Fermi Matteo, Bassano Edoardo, Villari Domenico, Capriotti Vincenzo, Calvaruso Federico, Bonali Marco, Alicandri-Ciufelli Matteo, Marchioni Daniele, Presutti Livio
Department of Otorhinolaryngology-Head and Neck Surgery, IRCCS Azienda Ospedaliero-Universitaria di Bologna, Policlinico S. Orsola-Malpighi, Bologna, Italy.
Department of Specialist, Diagnostic and Experimental Medicine (DIMES), Alma Mater Studiorum, Università di Bologna, Bologna, Italy.
Otolaryngol Head Neck Surg. 2023 Apr;168(4):829-838. doi: 10.1002/ohn.171. Epub 2023 Jan 22.
The aim of the study is to evaluate cholesteatoma's surgical outcomes in patients treated with endoscopic ear surgery (EES) or a combined endoscopic-microscopic approach (cEMA) according to STAM, STAMCO, ChOLE, and EAONO/JOS system (EJS) classifications and staging.
Retrospective study.
Monocentric study in a tertiary referral center.
One-hundred sixty-eight patients who underwent EES or cEMA for cholesteatoma between 2010 and 2018 were classified according to the abovementioned classification and staging. Data on cholesteatoma's recurrence and residual rates were collected. Inferential statistical analysis was performed to evaluate surgical outcomes and the prognostic value of classifications and staging.
The recurrence rate was significantly lower in cholesteatomas classified in EJS stage 1 (2.6%) and STAM stage 1 (0%). A comparison of the different stages of the disease showed a significantly lower recurrence only for stage 1 versus the superior stages of both classifications. Involvement of mastoid bone was associated with a higher risk of recurrence (odds ratio [OR]: 4.12; p = .031). Attical involvement was associated with a higher risk of residual cholesteatoma (OR: 1.165; p = .046).

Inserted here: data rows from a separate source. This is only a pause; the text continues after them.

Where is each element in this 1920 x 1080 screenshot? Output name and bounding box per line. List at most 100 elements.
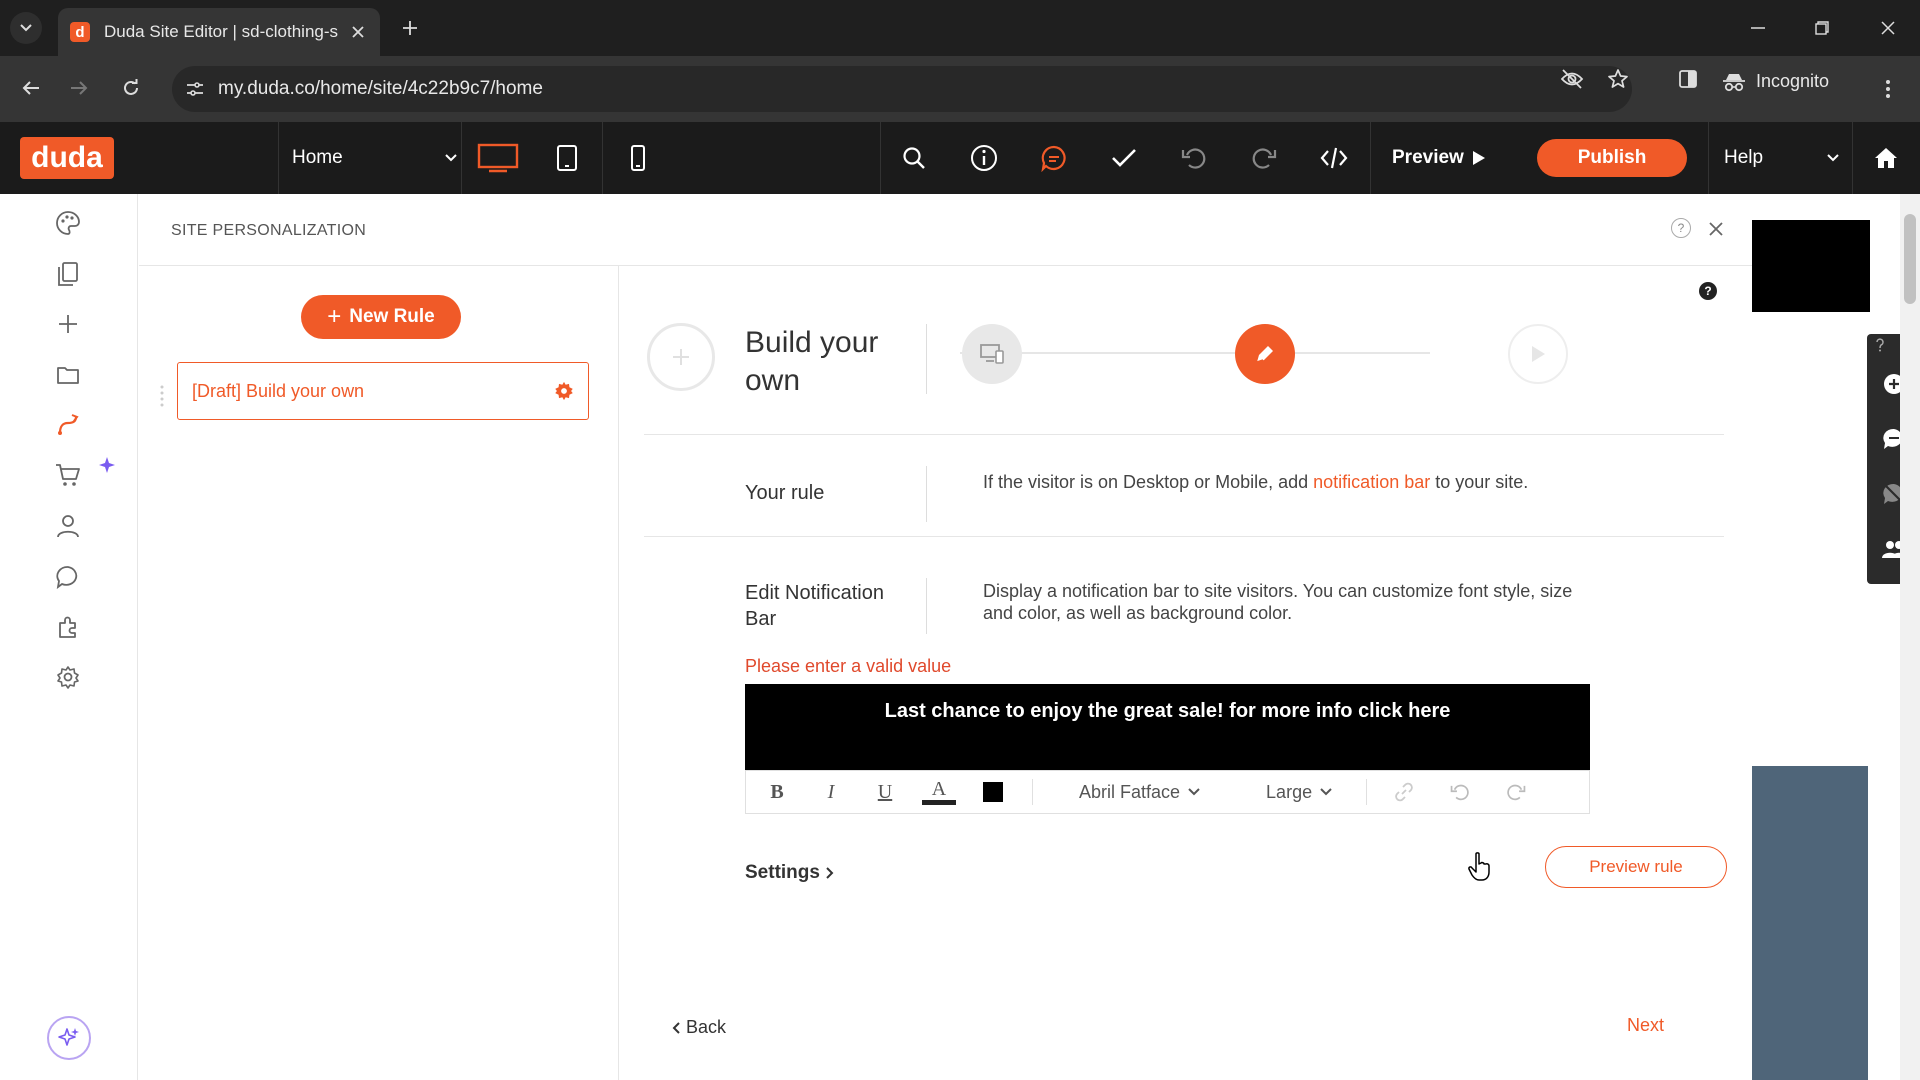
redo-icon[interactable]	[1246, 140, 1282, 176]
panel-title: SITE PERSONALIZATION	[171, 222, 367, 239]
undo-icon[interactable]	[1445, 777, 1475, 807]
redo-icon[interactable]	[1501, 777, 1531, 807]
font-family-value: Abril Fatface	[1079, 781, 1181, 802]
close-icon[interactable]	[1707, 220, 1725, 238]
omnibox[interactable]: my.duda.co/home/site/4c22b9c7/home	[172, 66, 1632, 112]
minimize-icon[interactable]	[1742, 12, 1774, 44]
divider	[926, 466, 927, 522]
settings-link[interactable]: Settings	[745, 862, 834, 884]
help-label: Help	[1724, 147, 1764, 168]
duda-logo[interactable]: duda	[20, 137, 114, 179]
new-tab-icon[interactable]	[396, 14, 424, 42]
bold-button[interactable]: B	[762, 777, 792, 807]
scrollbar-thumb[interactable]	[1904, 214, 1916, 304]
browser-tab[interactable]: d Duda Site Editor | sd-clothing-s	[58, 8, 380, 56]
info-icon[interactable]	[966, 140, 1002, 176]
font-family-select[interactable]: Abril Fatface	[1079, 782, 1200, 803]
question-icon[interactable]	[1875, 338, 1885, 352]
developer-code-icon[interactable]	[1316, 140, 1352, 176]
incognito-indicator[interactable]: Incognito	[1722, 71, 1829, 92]
list-item[interactable]: [Draft] Build your own	[177, 362, 589, 420]
widget-icon[interactable]	[53, 612, 83, 642]
font-size-value: Large	[1266, 781, 1313, 802]
reload-icon[interactable]	[114, 71, 148, 105]
window-close-icon[interactable]	[1872, 12, 1904, 44]
drag-handle-icon[interactable]	[159, 384, 165, 408]
background-color-button[interactable]	[978, 777, 1008, 807]
side-panel-icon[interactable]	[1674, 65, 1702, 93]
palette-icon[interactable]	[53, 208, 83, 238]
link-icon[interactable]	[1389, 777, 1419, 807]
checkmark-icon[interactable]	[1106, 140, 1142, 176]
publish-button[interactable]: Publish	[1537, 139, 1687, 177]
back-label: Back	[686, 1017, 727, 1037]
home-icon[interactable]	[1868, 140, 1904, 176]
comments-icon[interactable]	[1036, 140, 1072, 176]
step-preview[interactable]	[1508, 324, 1568, 384]
underline-button[interactable]: U	[870, 777, 900, 807]
duda-favicon-icon: d	[70, 22, 90, 42]
desktop-view-icon[interactable]	[476, 140, 520, 176]
pages-icon[interactable]	[53, 259, 83, 289]
notification-text[interactable]: Last chance to enjoy the great sale! for…	[885, 700, 1451, 770]
back-button[interactable]: Back	[672, 1017, 726, 1038]
folder-icon[interactable]	[53, 360, 83, 390]
editor-toolbar: duda Home Preview Publish Help	[0, 122, 1920, 194]
add-step-icon	[647, 323, 715, 391]
step-trigger[interactable]	[962, 324, 1022, 384]
notification-bar-link[interactable]: notification bar	[1313, 472, 1430, 492]
divider	[644, 536, 1724, 537]
help-icon[interactable]: ?	[1699, 282, 1717, 300]
next-button[interactable]: Next	[1627, 1015, 1664, 1036]
new-rule-button[interactable]: + New Rule	[301, 295, 461, 339]
restore-icon[interactable]	[1806, 12, 1838, 44]
preview-label: Preview	[1392, 147, 1464, 168]
device-trigger-icon	[980, 344, 1004, 364]
chat-icon[interactable]	[53, 562, 83, 592]
cart-icon[interactable]	[53, 460, 83, 490]
help-icon[interactable]: ?	[1671, 218, 1691, 238]
tablet-view-icon[interactable]	[549, 140, 585, 176]
gear-icon[interactable]	[554, 381, 574, 401]
ai-assistant-button[interactable]	[47, 1016, 91, 1060]
canvas-header-block	[1752, 220, 1870, 312]
personalization-icon[interactable]	[53, 410, 83, 440]
ai-sparkle-icon	[58, 1028, 79, 1046]
divider	[644, 434, 1724, 435]
hand-cursor-icon	[1468, 852, 1490, 881]
page-select[interactable]: Home	[278, 122, 458, 194]
editor-sidebar	[0, 194, 138, 1080]
search-icon[interactable]	[896, 140, 932, 176]
plus-icon: +	[327, 303, 342, 330]
panel-header: SITE PERSONALIZATION ?	[139, 194, 1752, 266]
undo-icon[interactable]	[1176, 140, 1212, 176]
browser-address-bar: my.duda.co/home/site/4c22b9c7/home Incog…	[0, 56, 1920, 122]
step-action[interactable]	[1235, 324, 1295, 384]
preview-rule-button[interactable]: Preview rule	[1545, 846, 1727, 888]
incognito-label: Incognito	[1756, 71, 1830, 91]
scrollbar[interactable]	[1900, 194, 1920, 1080]
user-icon[interactable]	[53, 511, 83, 541]
rules-list: + New Rule [Draft] Build your own	[139, 266, 619, 1080]
site-info-icon[interactable]	[186, 81, 204, 97]
back-arrow-icon[interactable]	[14, 71, 48, 105]
font-size-select[interactable]: Large	[1266, 782, 1332, 803]
text-color-button[interactable]: A	[922, 777, 956, 807]
forward-arrow-icon[interactable]	[62, 71, 96, 105]
mobile-view-icon[interactable]	[620, 140, 656, 176]
play-icon	[1472, 151, 1485, 165]
kebab-menu-icon[interactable]	[1874, 75, 1902, 103]
preview-button[interactable]: Preview	[1392, 122, 1486, 194]
eye-off-icon[interactable]	[1558, 65, 1586, 93]
stepper-line	[960, 352, 1430, 354]
bookmark-star-icon[interactable]	[1604, 65, 1632, 93]
tab-search-button[interactable]	[10, 12, 42, 44]
add-icon[interactable]	[53, 309, 83, 339]
divider	[1032, 779, 1033, 805]
text-format-toolbar: B I U A Abril Fatface Large	[745, 770, 1590, 814]
italic-button[interactable]: I	[816, 777, 846, 807]
notification-bar-editor[interactable]: Last chance to enjoy the great sale! for…	[745, 684, 1590, 770]
settings-icon[interactable]	[53, 662, 83, 692]
tab-close-icon[interactable]	[348, 22, 368, 42]
help-dropdown[interactable]: Help	[1724, 122, 1840, 194]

EES or cEMA represents an effective treatment for middle ear cholesteatoma. The STAM classification and the EJS have shown a prognostic value, with STAM 1 and EAONO-JOS 1 stages associated with a better prognosis. Mastoid involvement represents a risk factor for recurrence. Attic localization is associated with residual disease. Localization at difficult access sites did not implicate a higher risk for recurrence or residual. ChOLE classification, Ossicular chain status, and complication status did not provide prognostic information regarding recurrence or residual cholesteatoma.
本研究旨在根据STAM、STAMCO、ChOLE和EAONO/JOS系统(EJS)分类及分期,评估接受耳内镜手术(EES)或内镜-显微镜联合入路(cEMA)治疗的胆脂瘤患者的手术效果。
回顾性研究。
在一家三级转诊中心进行的单中心研究。
对2010年至2018年间因胆脂瘤接受EES或cEMA治疗的168例患者,根据上述分类及分期进行分类。收集胆脂瘤复发率和残留率的数据。进行推断性统计分析以评估手术效果以及分类和分期的预后价值。
EJS 1期(2.6%)和STAM 1期(0%)分类的胆脂瘤复发率显著较低。对疾病不同阶段的比较显示,仅1期与两种分类的更高阶段相比,复发率显著更低。乳突骨受累与更高的复发风险相关(优势比[OR]:4.12;p = 0.031)。上鼓室受累与残留胆脂瘤的更高风险相关(OR:1.165;p = 0.046)。
EES或cEMA是治疗中耳胆脂瘤的有效方法。STAM分类和EJS显示出预后价值,STAM 1期和EAONO-JOS 1期预后较好。乳突受累是复发的危险因素。上鼓室定位与残留疾病相关。位于难以到达部位的病变并未暗示更高的复发或残留风险。ChOLE分类、听骨链状态和并发症状态未提供关于胆脂瘤复发或残留的预后信息。